One of my favourite talks at the recent Clojure Remote conference was Michael Drogalis’s keynote, where he discussed some of the principles behind Onyx’s data-driven API. At the Meetup, we’ll watch Michael’s Onyx talk from last year’s Clojure/conj. After the video, we’ll work through the getting started guide and tutorial together. Please see the Meetup page for full details.

This is the third instalment of our Think Stats study group; we are working through Allen Downey’s Think Stats, implementing everything in Clojure. In the previous part we showed how to use functions from the Incanter library to explore and transform a dataset. Now we build on that knowledge to explore the National Survey for Family Growth (NSFG) data and answer the question do first babies arrive late? This takes us to the end of chapter 1 of the book.

If you’d like to follow along, start by cloning our thinkstats repository from Github:

git clone https://github.com/ray1729/thinkstats.git --recursive

Change into the project directory and fire up Gorilla REPL:

cd thinkstats
lein gorilla

Getting Started

Our project includes the namespace thinkstats.incanter that brings together our general Incanter utility functions, and thinkstats.family-growth for the functions we developed last time for cleaning and augmenting the female pregnancy data.

Let’s start by importing these and the Incanter namspaces we’re going to need this time:

(ns mysterious-aurora
  (:require [incanter.core :as i
              :refer [$ $map $where $rollup $order $fn $group-by $join]]
            [incanter.stats :as s]
            [thinkstats.gorilla]
            [thinkstats.incanter :as ie :refer [$! $not-nil]]
            [thinkstats.family-growth :as f]))

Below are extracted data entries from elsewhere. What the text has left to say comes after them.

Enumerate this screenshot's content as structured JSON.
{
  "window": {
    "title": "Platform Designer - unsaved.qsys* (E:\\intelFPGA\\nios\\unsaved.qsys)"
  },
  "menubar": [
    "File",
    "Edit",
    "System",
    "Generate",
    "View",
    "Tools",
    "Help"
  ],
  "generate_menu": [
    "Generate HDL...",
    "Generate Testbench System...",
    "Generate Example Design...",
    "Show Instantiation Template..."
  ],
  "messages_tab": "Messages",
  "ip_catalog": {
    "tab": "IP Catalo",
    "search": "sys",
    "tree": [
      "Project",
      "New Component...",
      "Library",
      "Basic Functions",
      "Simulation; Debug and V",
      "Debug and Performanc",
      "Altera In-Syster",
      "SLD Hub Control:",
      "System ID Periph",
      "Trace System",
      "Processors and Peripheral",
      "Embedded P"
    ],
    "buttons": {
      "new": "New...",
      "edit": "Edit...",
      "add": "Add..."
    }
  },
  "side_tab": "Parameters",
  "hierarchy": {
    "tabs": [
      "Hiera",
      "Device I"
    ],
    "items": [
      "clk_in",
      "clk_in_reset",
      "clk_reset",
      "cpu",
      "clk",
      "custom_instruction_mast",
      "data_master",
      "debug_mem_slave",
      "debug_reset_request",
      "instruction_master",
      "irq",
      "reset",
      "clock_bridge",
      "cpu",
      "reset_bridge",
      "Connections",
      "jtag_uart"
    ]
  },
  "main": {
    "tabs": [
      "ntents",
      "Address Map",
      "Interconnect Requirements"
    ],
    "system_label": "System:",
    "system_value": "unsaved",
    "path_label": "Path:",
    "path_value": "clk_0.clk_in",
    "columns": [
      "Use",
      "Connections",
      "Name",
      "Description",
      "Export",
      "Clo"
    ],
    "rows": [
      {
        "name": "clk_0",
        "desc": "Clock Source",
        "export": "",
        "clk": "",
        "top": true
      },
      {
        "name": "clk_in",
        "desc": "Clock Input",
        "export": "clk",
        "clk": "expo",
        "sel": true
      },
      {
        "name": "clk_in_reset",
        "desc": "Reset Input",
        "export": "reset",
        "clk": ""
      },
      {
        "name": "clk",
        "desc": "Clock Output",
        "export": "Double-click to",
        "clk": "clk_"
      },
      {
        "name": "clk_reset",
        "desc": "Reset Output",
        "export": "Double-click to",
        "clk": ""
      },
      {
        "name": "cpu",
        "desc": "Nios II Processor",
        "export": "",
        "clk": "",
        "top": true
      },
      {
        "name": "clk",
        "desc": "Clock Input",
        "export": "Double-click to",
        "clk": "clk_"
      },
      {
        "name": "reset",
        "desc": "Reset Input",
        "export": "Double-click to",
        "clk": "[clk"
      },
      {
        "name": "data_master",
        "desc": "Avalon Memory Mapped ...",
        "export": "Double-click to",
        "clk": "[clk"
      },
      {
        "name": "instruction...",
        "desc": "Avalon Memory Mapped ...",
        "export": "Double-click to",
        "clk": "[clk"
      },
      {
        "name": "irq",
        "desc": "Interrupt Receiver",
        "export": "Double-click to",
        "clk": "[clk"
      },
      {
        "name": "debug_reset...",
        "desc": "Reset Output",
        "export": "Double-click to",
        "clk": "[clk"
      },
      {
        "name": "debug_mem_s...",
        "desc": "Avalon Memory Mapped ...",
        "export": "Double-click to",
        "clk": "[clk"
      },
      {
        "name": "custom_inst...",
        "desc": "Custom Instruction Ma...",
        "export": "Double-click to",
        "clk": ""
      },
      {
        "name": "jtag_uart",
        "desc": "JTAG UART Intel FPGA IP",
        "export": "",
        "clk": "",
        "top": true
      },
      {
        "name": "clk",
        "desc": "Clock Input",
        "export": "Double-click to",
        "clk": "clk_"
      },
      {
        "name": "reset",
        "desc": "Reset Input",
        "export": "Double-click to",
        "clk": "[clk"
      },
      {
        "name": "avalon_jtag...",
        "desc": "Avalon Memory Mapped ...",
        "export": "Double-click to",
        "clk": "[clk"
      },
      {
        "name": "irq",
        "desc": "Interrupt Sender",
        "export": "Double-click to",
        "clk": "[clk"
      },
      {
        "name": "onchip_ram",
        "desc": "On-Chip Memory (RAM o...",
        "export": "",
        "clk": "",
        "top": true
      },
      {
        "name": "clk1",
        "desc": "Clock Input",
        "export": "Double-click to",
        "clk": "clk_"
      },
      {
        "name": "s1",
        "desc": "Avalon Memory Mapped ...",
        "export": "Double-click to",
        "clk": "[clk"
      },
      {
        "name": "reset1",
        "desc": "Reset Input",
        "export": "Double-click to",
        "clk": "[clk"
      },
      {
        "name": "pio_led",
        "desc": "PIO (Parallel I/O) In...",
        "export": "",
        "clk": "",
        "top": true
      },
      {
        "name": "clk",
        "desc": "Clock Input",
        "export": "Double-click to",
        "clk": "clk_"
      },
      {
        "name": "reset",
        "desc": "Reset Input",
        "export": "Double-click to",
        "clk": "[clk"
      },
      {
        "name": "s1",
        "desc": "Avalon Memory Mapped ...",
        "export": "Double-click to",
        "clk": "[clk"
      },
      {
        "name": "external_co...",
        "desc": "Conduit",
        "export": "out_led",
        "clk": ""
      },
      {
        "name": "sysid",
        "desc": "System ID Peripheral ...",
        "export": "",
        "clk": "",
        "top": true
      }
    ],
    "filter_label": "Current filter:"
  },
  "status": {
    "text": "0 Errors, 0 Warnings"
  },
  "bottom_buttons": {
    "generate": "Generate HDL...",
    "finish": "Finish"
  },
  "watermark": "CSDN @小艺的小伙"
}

(We’ve also included thinkstats.gorilla, which just includes some functionality to render Incanter datasets more nicely in Gorilla REPL.)

The function thinkstats.family-growth/fem-preg-ds combines reading the data set with clean-and-augment-fem-preg:

(def ds (f/fem-preg-ds))

This function is parsing and transforming the dataset; depending on the speed of your computer, it could take one or two minutes to run.

Validating Data

There are a couple of things covered in chapter 1 of the book that we haven’t done yet: looking at frequencies of values in particular columns of the NSFG data and validating against the code book, and building a function to index rows by :caseid.

We can use the core Clojure frequencies function in conjunction with Incanter’s $ to select values of a column and return a map of value to frequency:

(frequencies ($ :outcome ds))
;=> {1 9148, 2 1862, 4 1921, 5 190, 3 120, 6 352}

Incanter’s $rollup function can be used to compute a summary function over a column or set of columns, and has built-in support for :min, :max, :mean, :sum, and :count. Rolling up :outcome by :count will compute the freqency for each outcome and return a new dataset:

($rollup :count :total :outcome ds)
:outcome :total
1 9148
2 1862
4 1921
5 190
3 120
6 352

Compare this with the table in the code book (you’ll find the table on page 103).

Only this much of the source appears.